PET imaging with Choline C Injection can be performed in patients whose PSA levels increase after treatment. Elevated PSA suggests cancer may have returned, even if other conventional imaging tests — including CT — show no signs of cancer.

Choline C 11 Injection, administered through IV, helps produce an image that allows clinicians identify specific sites where follow-up tissue sampling and testing should be performed.

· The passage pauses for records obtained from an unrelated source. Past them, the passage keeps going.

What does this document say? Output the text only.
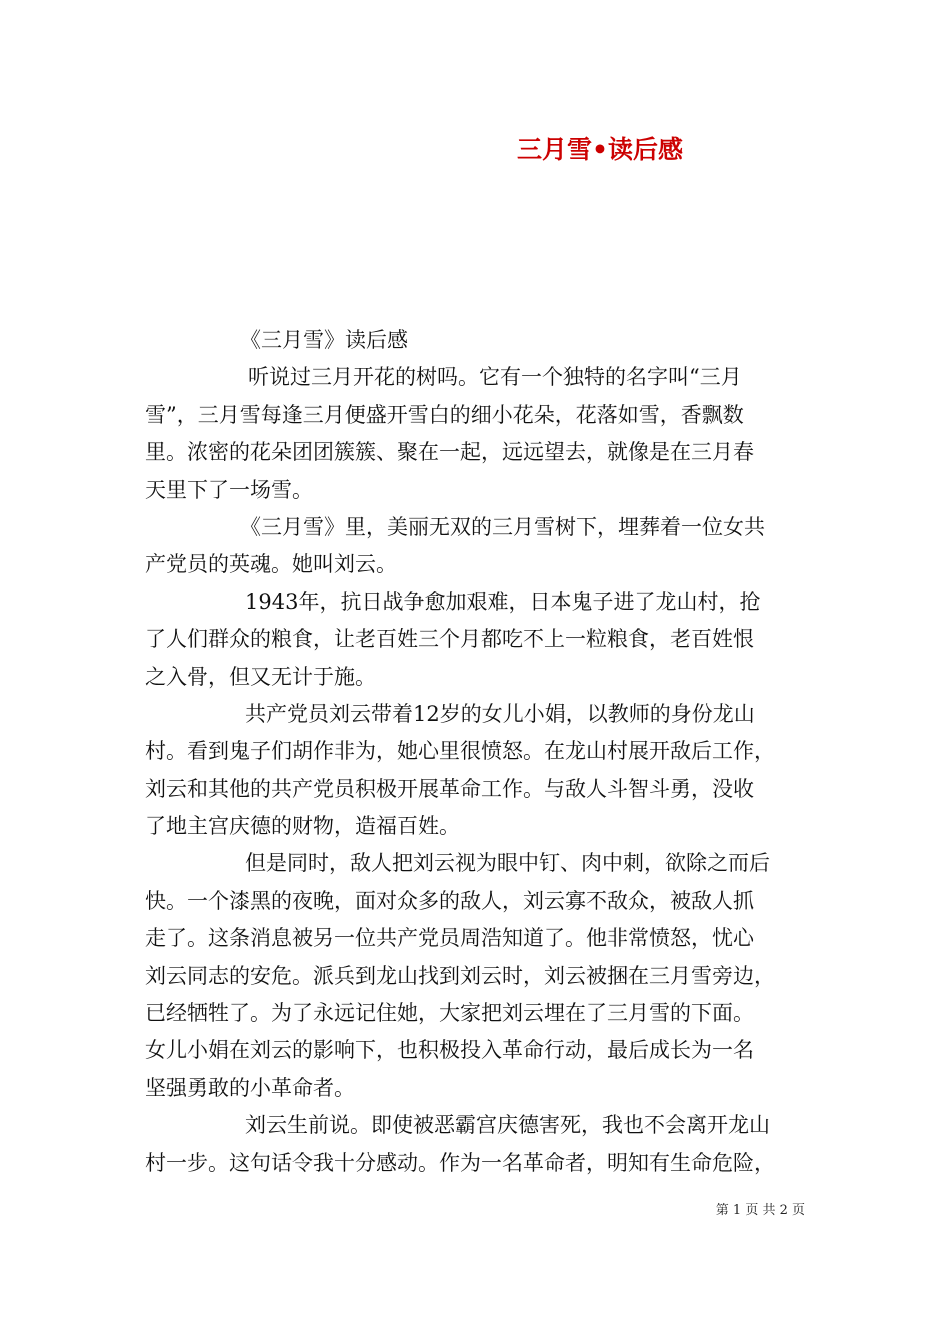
三月雪•读后感
《三月雪》读后感
听说过三月开花的树吗。它有一个独特的名字叫“三月
雪”，三月雪每逢三月便盛开雪白的细小花朵，花落如雪，香飘数
里。浓密的花朵团团簇簇、聚在一起，远远望去，就像是在三月春
天里下了一场雪。
《三月雪》里，美丽无双的三月雪树下，埋葬着一位女共
产党员的英魂。她叫刘云。
1943年，抗日战争愈加艰难，日本鬼子进了龙山村，抢
了人们群众的粮食，让老百姓三个月都吃不上一粒粮食，老百姓恨
之入骨，但又无计于施。
共产党员刘云带着12岁的女儿小娟，以教师的身份龙山
村。看到鬼子们胡作非为，她心里很愤怒。在龙山村展开敌后工作，
刘云和其他的共产党员积极开展革命工作。与敌人斗智斗勇，没收
了地主宫庆德的财物，造福百姓。
但是同时，敌人把刘云视为眼中钉、肉中刺，欲除之而后
快。一个漆黑的夜晚，面对众多的敌人，刘云寡不敌众，被敌人抓
走了。这条消息被另一位共产党员周浩知道了。他非常愤怒，忧心
刘云同志的安危。派兵到龙山找到刘云时，刘云被捆在三月雪旁边，
已经牺牲了。为了永远记住她，大家把刘云埋在了三月雪的下面。
女儿小娟在刘云的影响下，也积极投入革命行动，最后成长为一名
坚强勇敢的小革命者。
刘云生前说。即使被恶霸宫庆德害死，我也不会离开龙山
村一步。这句话令我十分感动。作为一名革命者，明知有生命危险，
第 1 页 共 2 页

PET imaging with Choline C 11 Injection is not intended to replace tissue sampling and testing, according to an FDA press release.

Multiple facilities have performed PET imaging with Choline C 11 Injection over the past several years. However, the facilities that manufactured the injections used in those imaging procedures were not approved by the FDA to do so.

Under the FDA Modernization Act, the agency established approval procedures and manufacturing requirements for all PET products marketed and used in the United States. The Mayo Clinic became the first facility to receive FDA approval for Choline C 11 Injection.

"Choline C 11 Injection provides an important imaging method to help detect the location of prostate cancer in patients whose blood tests suggest recurrent cancer when other imaging tests are negative," Charles Ganley, MD, director of the Office of Drug Evaluation IV in the FDA’s Center for Drug Evaluation and Research, said in the press release. "The FDA’s approval of Choline C 11 Injection at the Mayo Clinic provides assurance to patients and health care professionals they are using a product that is safe, effective, and produced according to current good manufacturing practices."

The FDA evaluated the safety and effectiveness of Choline C 11 Injection based on results of four studies that involved a combined 98 patients. All patients had elevated PSA levels, but conventional imaging showed no indication of recurrent prostate cancer.

The patients underwent PET imaging with Choline C 11. Researchers then performed tissue sampling of abnormalities detected on PET scans.

In each study, at least half of the patients with PET-detected abnormalities had recurrent prostate cancer, according to the FDA release. The rates of false-positive PET scans in the four studies ranged from 15% to 47%, a finding that demonstrates the need for confirmatory tissue sampling of abnormalities detected with Choline C 11 Injection PET scans, according to the FDA.

The only adverse effect observed in the study patients was a mild skin reaction at the injection site.